En 1917 apparaissent de nouveaux clients : les Américains, dont les troupes viennent de débarquer au Havre. Ils règlent presque le triple de que ce paie l’armée française, et en dollars cash ! C’est un véritable coup de fouet pour l’entreprise familiale. Marie-Jeanne range précieusement ces magnifiques dollars-or dans une petite boite en carton. Il est admis qu’elle décidera de leur utilisation puisque c’est elle qui a pris la direction de la blanchisserie.

Un an plus tard, le régiment de Seznec se trouve transféré à Morlaix, la famille suit.

La blanchisserie de Brest continue à tourner.

Les Seznec se portent acquéreurs d’une propriété, Traon-ar-Velin, une scierie désaffectée à la sortie de Morlaix, où l’on va s’installer pour une longue période.

Puis quand la guerre se termine, Guillaume Seznec découvre petit à petit l’existence d’un commerce bien particulier : l’achat et la revente des stocks américains.

Désireux, comme la plupart de ses compatriotes de bénéficier de cette manne, il achète un camion et quelques articles (en particulier un important lot de couvertures) qu’il entrepose dans un grand hangar qui borde la route.

Charles Marc, l’un des frères de Marie-Jeanne, propose à Guillaume de lui racheter la blanchisserie de Brest. Un accord est conclu pour un paiement échelonné.

En 1922, la blanchisserie brûle, et comme les Seznec en sont encore légalement propriétaires, c’est eux qui reçoivent l’indemnité de l’assurance. C’est ainsi que naît la rumeur, colportée par de mauvaises langues. Seznec est un malin qui met le feu à ses biens pour toucher les primes d’assurances.
C’est en 1922 que Guillaume Seznec fait la connaissance de celui qui deviendra son associé, Pierre Quemeneur. Non à propos du bois (Seznec était maître de scierie et Quemeneur négociant en bois) mais du stock de couvertures américaines que guillaume avait acheté.
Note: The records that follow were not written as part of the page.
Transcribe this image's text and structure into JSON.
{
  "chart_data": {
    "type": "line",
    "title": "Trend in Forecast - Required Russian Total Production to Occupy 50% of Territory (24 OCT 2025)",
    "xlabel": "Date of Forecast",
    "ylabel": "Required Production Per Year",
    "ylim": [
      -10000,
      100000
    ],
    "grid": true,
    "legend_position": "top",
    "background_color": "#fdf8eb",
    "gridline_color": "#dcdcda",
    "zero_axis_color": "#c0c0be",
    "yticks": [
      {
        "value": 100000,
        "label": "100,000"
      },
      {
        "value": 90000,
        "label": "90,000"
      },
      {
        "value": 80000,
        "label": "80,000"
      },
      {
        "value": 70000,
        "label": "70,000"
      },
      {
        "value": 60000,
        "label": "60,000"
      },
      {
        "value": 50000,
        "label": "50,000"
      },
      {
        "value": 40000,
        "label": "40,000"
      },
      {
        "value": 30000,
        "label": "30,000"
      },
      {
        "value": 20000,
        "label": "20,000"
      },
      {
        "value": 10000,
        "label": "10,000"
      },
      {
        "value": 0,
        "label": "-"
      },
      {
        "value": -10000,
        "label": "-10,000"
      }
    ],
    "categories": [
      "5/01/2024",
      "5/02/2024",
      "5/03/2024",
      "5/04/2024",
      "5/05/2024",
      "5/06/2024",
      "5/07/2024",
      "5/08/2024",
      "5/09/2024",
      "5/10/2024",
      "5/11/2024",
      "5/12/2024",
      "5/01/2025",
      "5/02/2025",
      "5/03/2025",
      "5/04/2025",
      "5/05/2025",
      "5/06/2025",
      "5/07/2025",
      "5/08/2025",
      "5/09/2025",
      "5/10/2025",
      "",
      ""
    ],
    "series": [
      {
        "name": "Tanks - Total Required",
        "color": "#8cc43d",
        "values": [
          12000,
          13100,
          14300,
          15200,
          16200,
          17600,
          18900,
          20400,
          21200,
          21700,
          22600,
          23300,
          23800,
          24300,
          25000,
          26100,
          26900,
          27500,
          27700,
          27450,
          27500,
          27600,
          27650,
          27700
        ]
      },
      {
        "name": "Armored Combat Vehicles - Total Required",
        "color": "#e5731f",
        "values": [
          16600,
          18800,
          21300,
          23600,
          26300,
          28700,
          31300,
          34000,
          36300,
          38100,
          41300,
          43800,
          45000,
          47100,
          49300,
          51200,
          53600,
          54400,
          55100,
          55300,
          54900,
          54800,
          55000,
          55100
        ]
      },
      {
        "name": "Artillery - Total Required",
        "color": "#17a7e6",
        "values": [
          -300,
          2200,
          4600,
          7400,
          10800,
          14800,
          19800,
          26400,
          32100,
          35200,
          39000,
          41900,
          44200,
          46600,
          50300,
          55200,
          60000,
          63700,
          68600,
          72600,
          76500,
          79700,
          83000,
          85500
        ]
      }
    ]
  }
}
En 1923, Guillaume Seznec décide de changer de métier. Après avoir fait d’importants travaux, il rend à la propriété sa véritable vocation : le travail du bois. Le voilà à la tête d’une importante scierie qui emploie une douzaine d’ouvriers. Deux personnes servent fidèlement la famille : la bonne, Angèle Labigou, et Sanson, le « chauffeur » de la scierie (celui qui s’occupe des machines et des véhicules).

Guillaume Seznec est maintenant ce qu’on appelle « un homme arrivé », maître de scierie, père de famille, rangé, dur en affaires certes, mais avec une ambition tournée vers la prospérité de sa famille.